For me, museum work has always centered on serving our community, but the past few months have clarified my working definition. I was drawn to SFMOMA because of its reputation for centering the artist’s voice — now the museum must champion the perspectives and values of our local and internal communities as well.

While writing this article, I’ve been working on two exhibitions debuting on the seventh floor as the museum reopens this month: Muzae Sesay: Cut Trees, a new site-specific commission for Bay Area Walls, and Future Histories: Theaster Gates and Cauleen Smith, which highlights two recent acquisitions to our Media Arts collection. After installing Muzae Sesay’s work, my first intimate art experience since the start of the pandemic, I realized I was living through the concepts I had been trying to express.

Muzae and I met at SFMOMA in 2016 deinstalling The Campaign for Art, the museum’s first exhibition on its new floor seven. As on-call museum preparator and registrar, respectively, we have worked on almost every subsequent exhibition on that floor (my favorites include Runa Islam: Verso, Soundtracks, and Nothing Stable under Heaven). And here we were, installing Muzae’s paintings in this familiar gallery setting across the floor from media artworks by Theaster Gates and Cauleen Smith.

Muzae Sesay deinstalling Amor Muñoz’s Rhythmic Manufacture (2015-2017), part of Soundtracks at SFMOMA. Photo: Grace T. Weiss.

Yet apart from Muzae’s “new” role as artist, not much else was different from the installations of our past. We were working together to realize an exhibition for the benefit of the museum’s community. Again, my definition of community includes artists, the museum’s public, and its staff. To me and many others at SFMOMA, Muzae Sesay is all of the above: “So how are things outside art?” was heard more than once on the second day of install, as various SFMOMA workers observed Muzae tying approximately one hundred black ribbons, emblazoned with the names of every unarmed Black individual killed by police violence in the past ten years, to a transformed chain-link fence — a monotone memorial sitting between his two vivid paintings.

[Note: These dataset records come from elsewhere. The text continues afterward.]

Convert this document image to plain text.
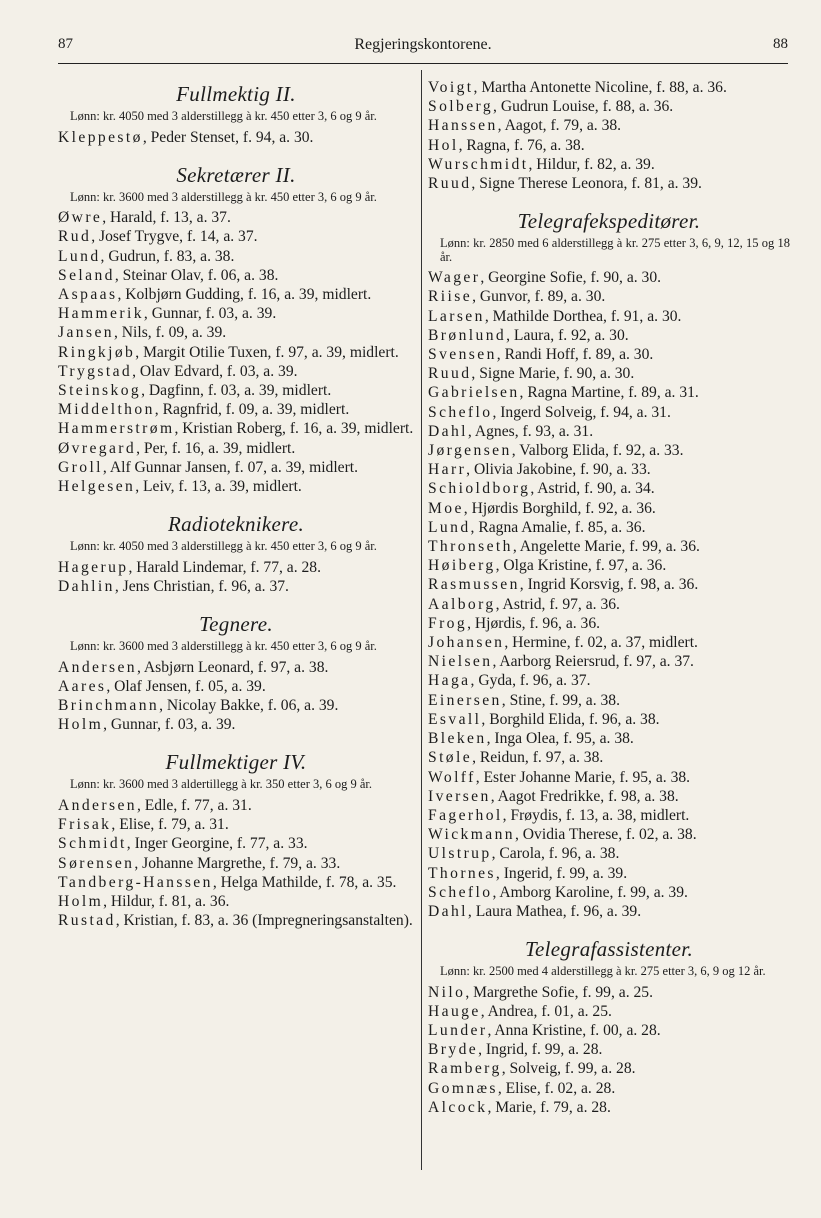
87	Regjeringskontorene.	88
Fullmektig II.
Lønn: kr. 4050 med 3 alderstillegg à kr. 450 etter 3, 6 og 9 år.

Kleppestø, Peder Stenset, f. 94, a. 30.

Sekretærer II.
Lønn: kr. 3600 med 3 alderstillegg à kr. 450 etter 3, 6 og 9 år.

Øwre, Harald, f. 13, a. 37.

Rud, Josef Trygve, f. 14, a. 37.

Lund, Gudrun, f. 83, a. 38.

Seland, Steinar Olav, f. 06, a. 38.

Aspaas, Kolbjørn Gudding, f. 16, a. 39, midlert.

Hammerik, Gunnar, f. 03, a. 39.

Jansen, Nils, f. 09, a. 39.

Ringkjøb, Margit Otilie Tuxen, f. 97, a. 39, midlert.

Trygstad, Olav Edvard, f. 03, a. 39.

Steinskog, Dagfinn, f. 03, a. 39, midlert.

Middelthon, Ragnfrid, f. 09, a. 39, midlert.

Hammerstrøm, Kristian Roberg, f. 16, a. 39, midlert.

Øvregard, Per, f. 16, a. 39, midlert.

Groll, Alf Gunnar Jansen, f. 07, a. 39, midlert.

Helgesen, Leiv, f. 13, a. 39, midlert.

Radioteknikere.
Lønn: kr. 4050 med 3 alderstillegg à kr. 450 etter 3, 6 og 9 år.

Hagerup, Harald Lindemar, f. 77, a. 28.

Dahlin, Jens Christian, f. 96, a. 37.

Tegnere.
Lønn: kr. 3600 med 3 alderstillegg à kr. 450 etter 3, 6 og 9 år.

Andersen, Asbjørn Leonard, f. 97, a. 38.

Aares, Olaf Jensen, f. 05, a. 39.

Brinchmann, Nicolay Bakke, f. 06, a. 39.

Holm, Gunnar, f. 03, a. 39.

Fullmektiger IV.
Lønn: kr. 3600 med 3 aldertillegg à kr. 350 etter 3, 6 og 9 år.

Andersen, Edle, f. 77, a. 31.

Frisak, Elise, f. 79, a. 31.

Schmidt, Inger Georgine, f. 77, a. 33.

Sørensen, Johanne Margrethe, f. 79, a. 33.

Tandberg-Hanssen, Helga Mathilde, f. 78, a. 35.

Holm, Hildur, f. 81, a. 36.

Rustad, Kristian, f. 83, a. 36 (Impregneringsanstalten).

Voigt, Martha Antonette Nicoline, f. 88, a. 36.

Solberg, Gudrun Louise, f. 88, a. 36.

Hanssen, Aagot, f. 79, a. 38.

Hol, Ragna, f. 76, a. 38.

Wurschmidt, Hildur, f. 82, a. 39.

Ruud, Signe Therese Leonora, f. 81, a. 39.

Telegrafekspeditører.
Lønn: kr. 2850 med 6 alderstillegg à kr. 275 etter 3, 6, 9, 12, 15 og 18 år.

Wager, Georgine Sofie, f. 90, a. 30.

Riise, Gunvor, f. 89, a. 30.

Larsen, Mathilde Dorthea, f. 91, a. 30.

Brønlund, Laura, f. 92, a. 30.

Svensen, Randi Hoff, f. 89, a. 30.

Ruud, Signe Marie, f. 90, a. 30.

Gabrielsen, Ragna Martine, f. 89, a. 31.

Scheflo, Ingerd Solveig, f. 94, a. 31.

Dahl, Agnes, f. 93, a. 31.

Jørgensen, Valborg Elida, f. 92, a. 33.

Harr, Olivia Jakobine, f. 90, a. 33.

Schioldborg, Astrid, f. 90, a. 34.

Moe, Hjørdis Borghild, f. 92, a. 36.

Lund, Ragna Amalie, f. 85, a. 36.

Thronseth, Angelette Marie, f. 99, a. 36.

Høiberg, Olga Kristine, f. 97, a. 36.

Rasmussen, Ingrid Korsvig, f. 98, a. 36.

Aalborg, Astrid, f. 97, a. 36.

Frog, Hjørdis, f. 96, a. 36.

Johansen, Hermine, f. 02, a. 37, midlert.

Nielsen, Aarborg Reiersrud, f. 97, a. 37.

Haga, Gyda, f. 96, a. 37.

Einersen, Stine, f. 99, a. 38.

Esvall, Borghild Elida, f. 96, a. 38.

Bleken, Inga Olea, f. 95, a. 38.

Støle, Reidun, f. 97, a. 38.

Wolff, Ester Johanne Marie, f. 95, a. 38.

Iversen, Aagot Fredrikke, f. 98, a. 38.

Fagerhol, Frøydis, f. 13, a. 38, midlert.

Wickmann, Ovidia Therese, f. 02, a. 38.

Ulstrup, Carola, f. 96, a. 38.

Thornes, Ingerid, f. 99, a. 39.

Scheflo, Amborg Karoline, f. 99, a. 39.

Dahl, Laura Mathea, f. 96, a. 39.

Telegrafassistenter.
Lønn: kr. 2500 med 4 alderstillegg à kr. 275 etter 3, 6, 9 og 12 år.

Nilo, Margrethe Sofie, f. 99, a. 25.

Hauge, Andrea, f. 01, a. 25.

Lunder, Anna Kristine, f. 00, a. 28.

Bryde, Ingrid, f. 99, a. 28.

Ramberg, Solveig, f. 99, a. 28.

Gomnæs, Elise, f. 02, a. 28.

Alcock, Marie, f. 79, a. 28.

Muzae Sesay installing Muzae Sesay: Cut Trees at SFMOMA. Photo: Katherine Du Tiel

This is the second time SFMOMA has reopened during my nearly five years at the museum. It’s been moving and inspiring to simultaneously install Muzae’s work and the premiere installations of Gates’s Do you hear me calling? Mama Mamama or What Is Black Power? (2018) and Smith’s Sojourner (2018), which address timely themes like Black female power and the potency of photography. Together these exhibitions offer our community spiritual respite and intellectual sustenance, while elevating the art of our time and the diversity of the people who make and experience it. In response to my earlier question: To serve as a site of advocacy for its collections and community, equitably and inclusively, that is what it means to be a museum today.